Army allows social media — warily
Security risks keep sites under suspicion.
The ability to easily share information through social-media tools is the power of the emerging technology — and also the threat.
The Army is one organization that has approached the tools with caution. And until May, it banned them from Army bases and campuses because of concerns about users having the power to say what they want, post the pictures they want and connect with whom they want using Web 2.0 tools. But a May 18 order from the 93rd and 106th Signal Brigades orders Army bases and campuses in the continental United States to provide access to five social-media sites.
An Army official said the order is an attempt to standardize Web filtering at Army installations.
Leaders’ concerns about the technology are legitimate, but young soldiers were likely finding a way around the old policy anyway, said Ray Vaughn, a professor of computer science and engineering at Mississippi State University and a retired Army colonel.
“The primary concern I would have is not associated with the security issue,” he said. “It’s more about putting a temptation in front of soldiers who are supposed to be performing a duty function.
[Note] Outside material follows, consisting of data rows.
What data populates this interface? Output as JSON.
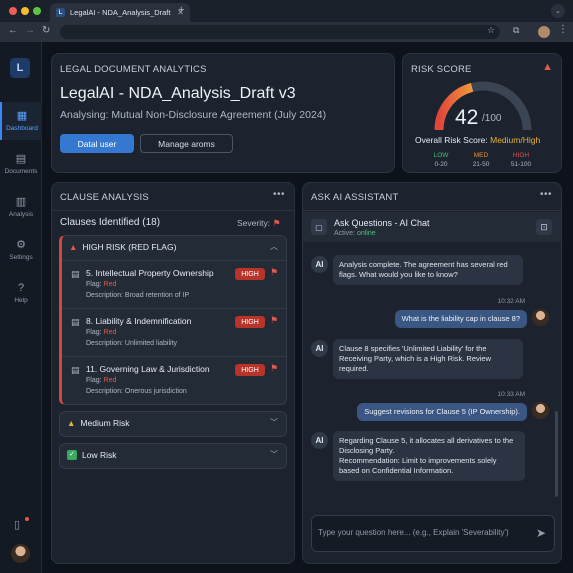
{
  "browser": {
    "tab_title": "LegalAI - NDA_Analysis_Draft v3",
    "tab_logo": "L",
    "traffic_light_colors": [
      "#ef5f58",
      "#f5bd2f",
      "#5cc443"
    ],
    "icons": [
      "back-icon",
      "forward-icon",
      "reload-icon",
      "bookmark-star-icon",
      "extensions-icon",
      "profile-icon",
      "menu-icon"
    ]
  },
  "sidebar": {
    "logo_text": "L",
    "items": [
      {
        "label": "Dashboard",
        "icon": "dashboard-icon",
        "active": true
      },
      {
        "label": "Documents",
        "icon": "documents-icon",
        "active": false
      },
      {
        "label": "Analysis",
        "icon": "analysis-icon",
        "active": false
      },
      {
        "label": "Settings",
        "icon": "settings-icon",
        "active": false
      },
      {
        "label": "Help",
        "icon": "help-icon",
        "active": false
      }
    ]
  },
  "header": {
    "section_title": "LEGAL DOCUMENT ANALYTICS",
    "document_name": "LegalAI - NDA_Analysis_Draft v3",
    "subtitle": "Analysing: Mutual Non-Disclosure Agreement (July 2024)",
    "primary_button": "Datal user",
    "secondary_button": "Manage aroms"
  },
  "risk": {
    "title": "RISK SCORE",
    "score": "42",
    "max": "/100",
    "score_fraction": 0.42,
    "overall_label": "Overall Risk Score:",
    "overall_value": "Medium/High",
    "legend": [
      {
        "label": "LOW",
        "range": "0-20",
        "color": "#48c07a"
      },
      {
        "label": "MED",
        "range": "21-50",
        "color": "#e8913a"
      },
      {
        "label": "HIGH",
        "range": "51-100",
        "color": "#e05a4b"
      }
    ]
  },
  "clauses": {
    "title": "CLAUSE ANALYSIS",
    "count_label": "Clauses Identified (18)",
    "severity_label": "Severity:",
    "high_group": {
      "title": "HIGH RISK (RED FLAG)",
      "items": [
        {
          "name": "5. Intellectual Property Ownership",
          "badge": "HIGH",
          "flag_label": "Flag:",
          "flag_value": "Red",
          "description": "Description: Broad retention of IP"
        },
        {
          "name": "8. Liability & Indemnification",
          "badge": "HIGH",
          "flag_label": "Flag:",
          "flag_value": "Red",
          "description": "Description: Unlimited liability"
        },
        {
          "name": "11. Governing Law & Jurisdiction",
          "badge": "HIGH",
          "flag_label": "Flag:",
          "flag_value": "Red",
          "description": "Description: Onerous jurisdiction"
        }
      ]
    },
    "medium_group": {
      "title": "Medium Risk"
    },
    "low_group": {
      "title": "Low Risk"
    }
  },
  "chat": {
    "title": "ASK AI ASSISTANT",
    "header_title": "Ask Questions - AI Chat",
    "status_label": "Active:",
    "status_value": "online",
    "ai_avatar": "AI",
    "messages": [
      {
        "role": "ai",
        "text": "Analysis complete. The agreement has several red flags. What would you like to know?"
      },
      {
        "role": "user",
        "time": "10:32 AM",
        "text": "What is the liability cap in clause 8?"
      },
      {
        "role": "ai",
        "text": "Clause 8 specifies 'Unlimited Liability' for the Receiving Party, which is a High Risk. Review required."
      },
      {
        "role": "user",
        "time": "10:33 AM",
        "text": "Suggest revisions for Clause 5 (IP Ownership)."
      },
      {
        "role": "ai",
        "text": "Regarding Clause 5, it allocates all derivatives to the Disclosing Party.\nRecommendation: Limit to improvements solely based on Confidential Information."
      }
    ],
    "input_placeholder": "Type your question here... (e.g., Explain 'Severability')"
  }
}
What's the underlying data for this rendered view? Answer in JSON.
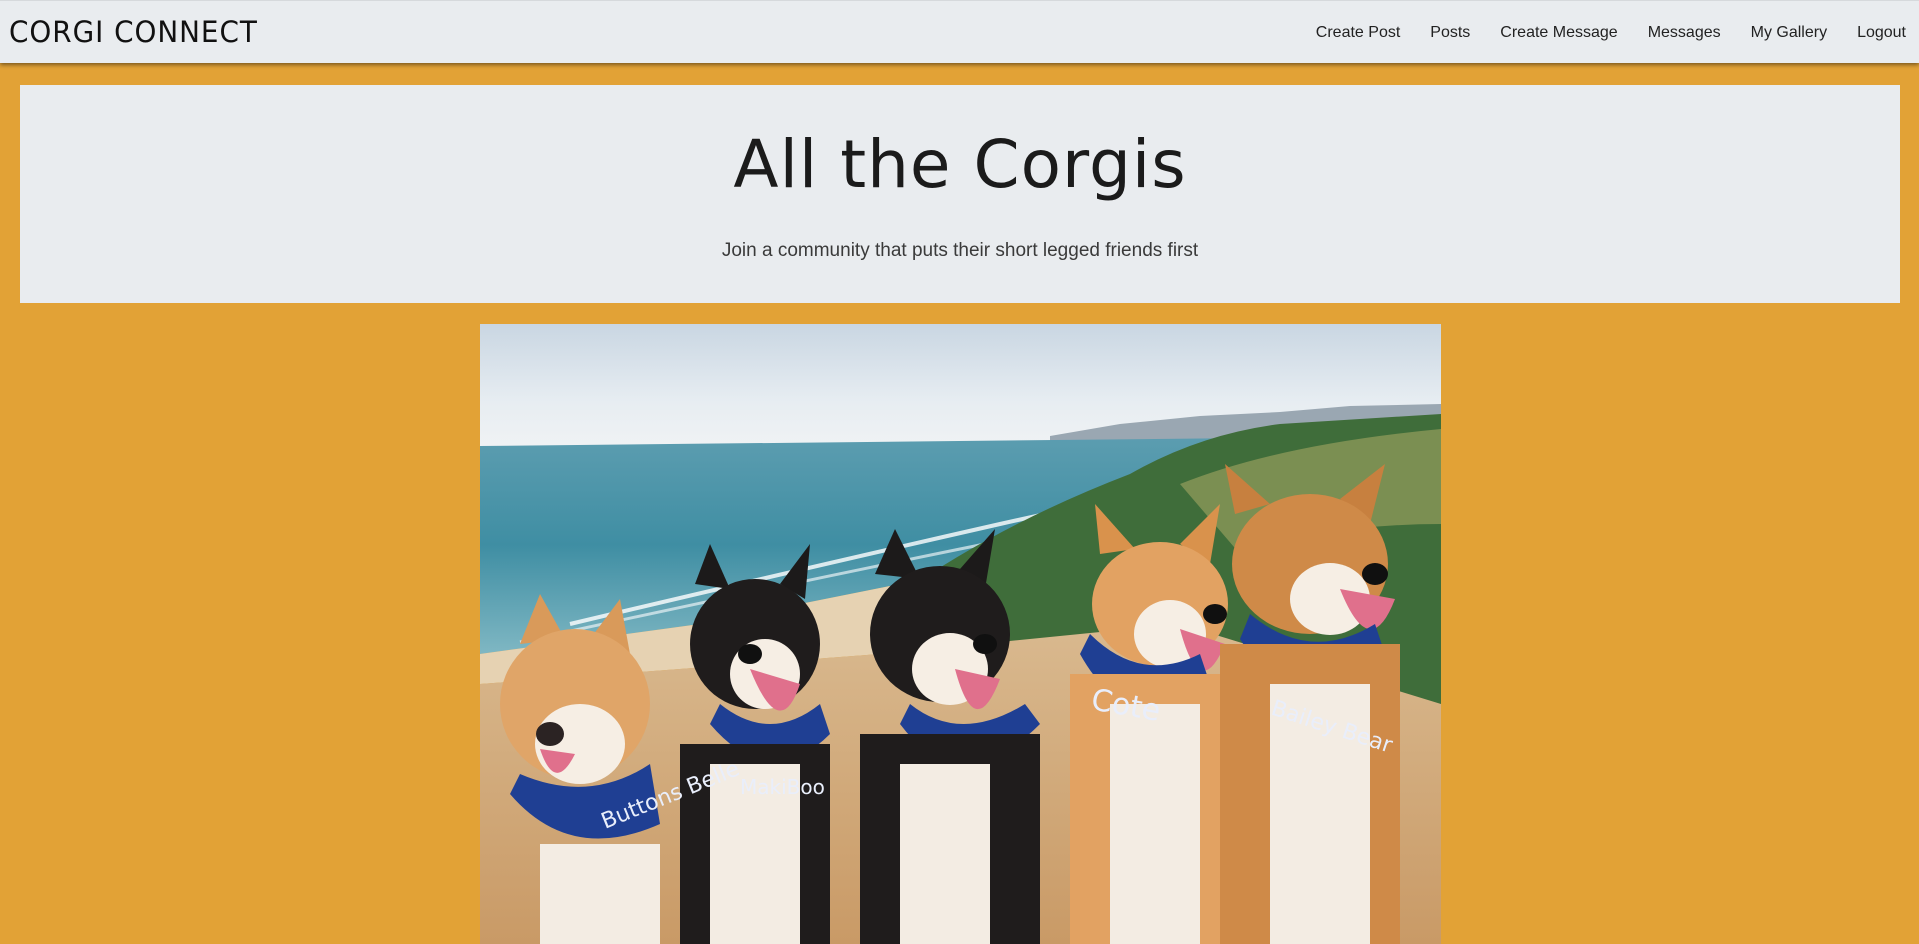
{
  "navbar": {
    "brand": "CORGI CONNECT",
    "links": [
      {
        "label": "Create Post"
      },
      {
        "label": "Posts"
      },
      {
        "label": "Create Message"
      },
      {
        "label": "Messages"
      },
      {
        "label": "My Gallery"
      },
      {
        "label": "Logout"
      }
    ]
  },
  "hero": {
    "title": "All the Corgis",
    "subtitle": "Join a community that puts their short legged friends first"
  },
  "photo": {
    "bandanas": [
      "Buttons Belle",
      "MakiBoo",
      "Cote",
      "Bailey Bear"
    ]
  },
  "colors": {
    "page_background": "#e2a236",
    "navbar_background": "#e9ecef",
    "hero_background": "#e9ecef"
  }
}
Instead, they may spend significant amounts of time updating Facebook, socializing on the Web and be distracted from their duties.”
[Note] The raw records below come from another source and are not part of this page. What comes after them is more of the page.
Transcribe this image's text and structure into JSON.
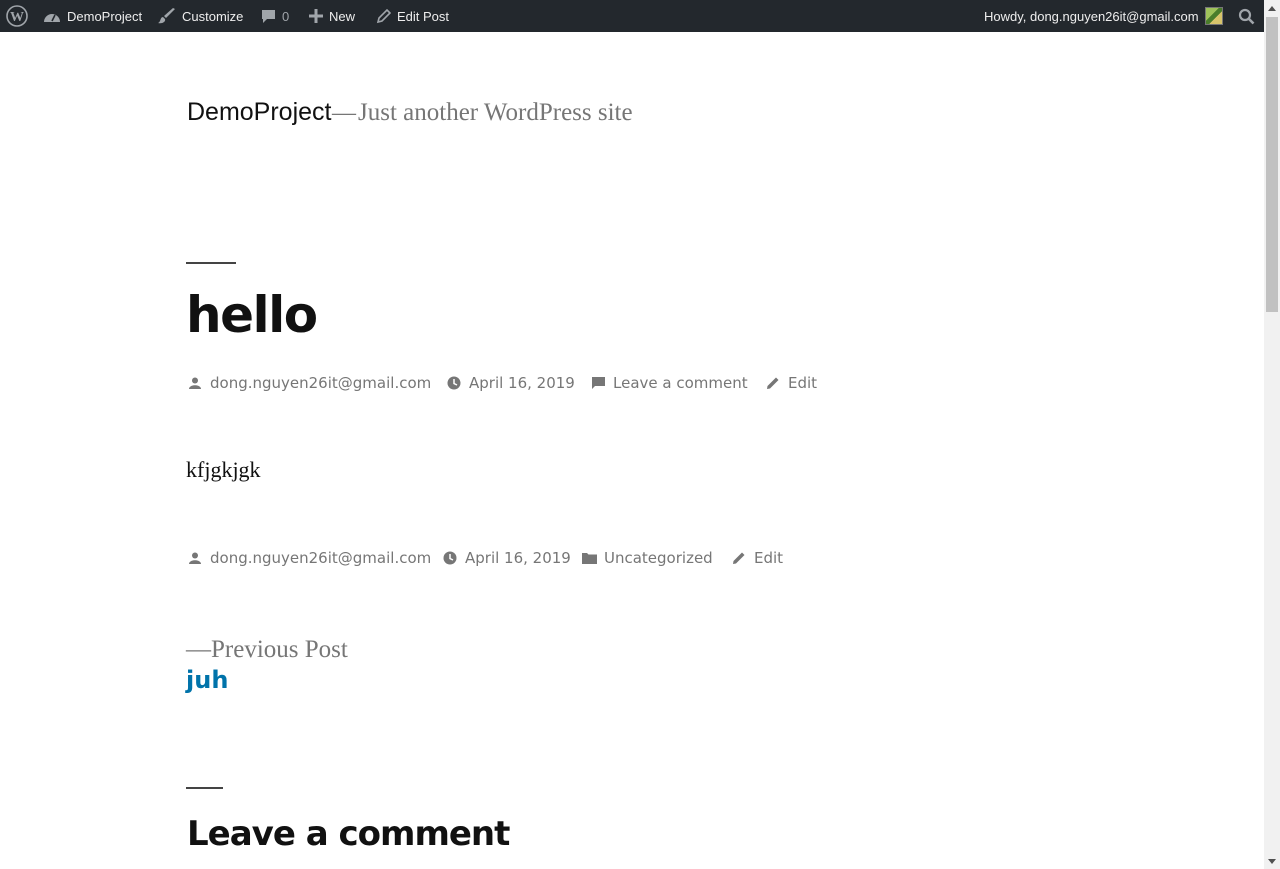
{
  "admin_bar": {
    "site_name": "DemoProject",
    "customize": "Customize",
    "comments_count": "0",
    "new": "New",
    "edit_post": "Edit Post",
    "greeting": "Howdy, dong.nguyen26it@gmail.com"
  },
  "site": {
    "title": "DemoProject",
    "separator": "—",
    "description": "Just another WordPress site"
  },
  "post": {
    "title": "hello",
    "author": "dong.nguyen26it@gmail.com",
    "date": "April 16, 2019",
    "comment_link": "Leave a comment",
    "edit": "Edit",
    "content": "kfjgkjgk",
    "category": "Uncategorized"
  },
  "navigation": {
    "previous_label": "—Previous Post",
    "previous_title": "juh"
  },
  "comments": {
    "title": "Leave a comment"
  },
  "colors": {
    "admin_bar_bg": "#23282d",
    "link": "#0073aa",
    "meta_text": "#767676"
  }
}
Posting sensitive or embarrassing photos and information from combat zones is another risk, Vaughn said.
Many users of social-media tools do not understand that anything they post is available to the entire world, regardless of their privacy settings, said Leslie Ann Reis, an assistant professor of law and director of the John Marshall Law School's Center for Information Technology and Privacy Law.
“Regardless of how you set your privacy settings, your friends can still republish information,” Reis said. “So any information that is published gets published to the world, and that might include information that you might think is innocuous but might, in the case of a service person, give away a location or strategy.”
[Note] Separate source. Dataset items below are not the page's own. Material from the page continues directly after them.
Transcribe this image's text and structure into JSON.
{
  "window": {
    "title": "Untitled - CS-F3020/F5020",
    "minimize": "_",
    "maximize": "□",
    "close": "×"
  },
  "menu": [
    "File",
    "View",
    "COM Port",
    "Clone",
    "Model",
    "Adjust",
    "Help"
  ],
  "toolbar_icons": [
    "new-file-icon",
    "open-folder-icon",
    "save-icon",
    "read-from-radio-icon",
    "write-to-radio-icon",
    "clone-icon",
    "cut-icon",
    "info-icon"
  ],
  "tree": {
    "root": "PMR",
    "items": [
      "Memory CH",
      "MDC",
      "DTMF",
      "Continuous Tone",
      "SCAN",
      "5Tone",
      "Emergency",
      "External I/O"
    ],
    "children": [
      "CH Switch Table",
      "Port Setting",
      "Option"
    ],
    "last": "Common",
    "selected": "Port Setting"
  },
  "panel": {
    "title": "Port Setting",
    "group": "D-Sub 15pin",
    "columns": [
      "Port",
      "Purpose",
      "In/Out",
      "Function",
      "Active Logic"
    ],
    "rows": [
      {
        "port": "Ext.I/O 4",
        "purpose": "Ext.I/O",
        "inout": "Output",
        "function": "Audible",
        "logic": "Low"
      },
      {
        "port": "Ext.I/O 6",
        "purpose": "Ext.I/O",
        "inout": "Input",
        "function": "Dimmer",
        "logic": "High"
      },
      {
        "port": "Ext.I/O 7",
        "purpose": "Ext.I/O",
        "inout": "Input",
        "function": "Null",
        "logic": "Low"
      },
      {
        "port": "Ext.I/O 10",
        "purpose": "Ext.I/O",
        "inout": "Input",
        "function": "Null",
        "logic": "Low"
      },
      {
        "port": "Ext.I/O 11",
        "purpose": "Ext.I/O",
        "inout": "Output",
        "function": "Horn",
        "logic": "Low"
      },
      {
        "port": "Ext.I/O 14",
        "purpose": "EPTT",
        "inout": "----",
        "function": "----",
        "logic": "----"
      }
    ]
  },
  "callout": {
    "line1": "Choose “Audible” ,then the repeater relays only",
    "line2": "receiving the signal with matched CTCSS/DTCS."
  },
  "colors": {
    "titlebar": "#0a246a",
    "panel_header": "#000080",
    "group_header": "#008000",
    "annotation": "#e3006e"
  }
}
Despite the security risks, Army officials are under a lot of pressure to allow social media because so many people depend on it as the primary way to stay in touch with friends and family, Reis said.
The Army and other federal agencies considering similar policies should include education as part of allowing access to social media, she said.
“It is about getting users to understand the ramifications of posting certain personal information, whether that is location or activities that could be harmful in a military sense,” Reis said. “If agencies do not provide appropriate information to users about taking responsibility for their own posts, then that is an incomplete policy.”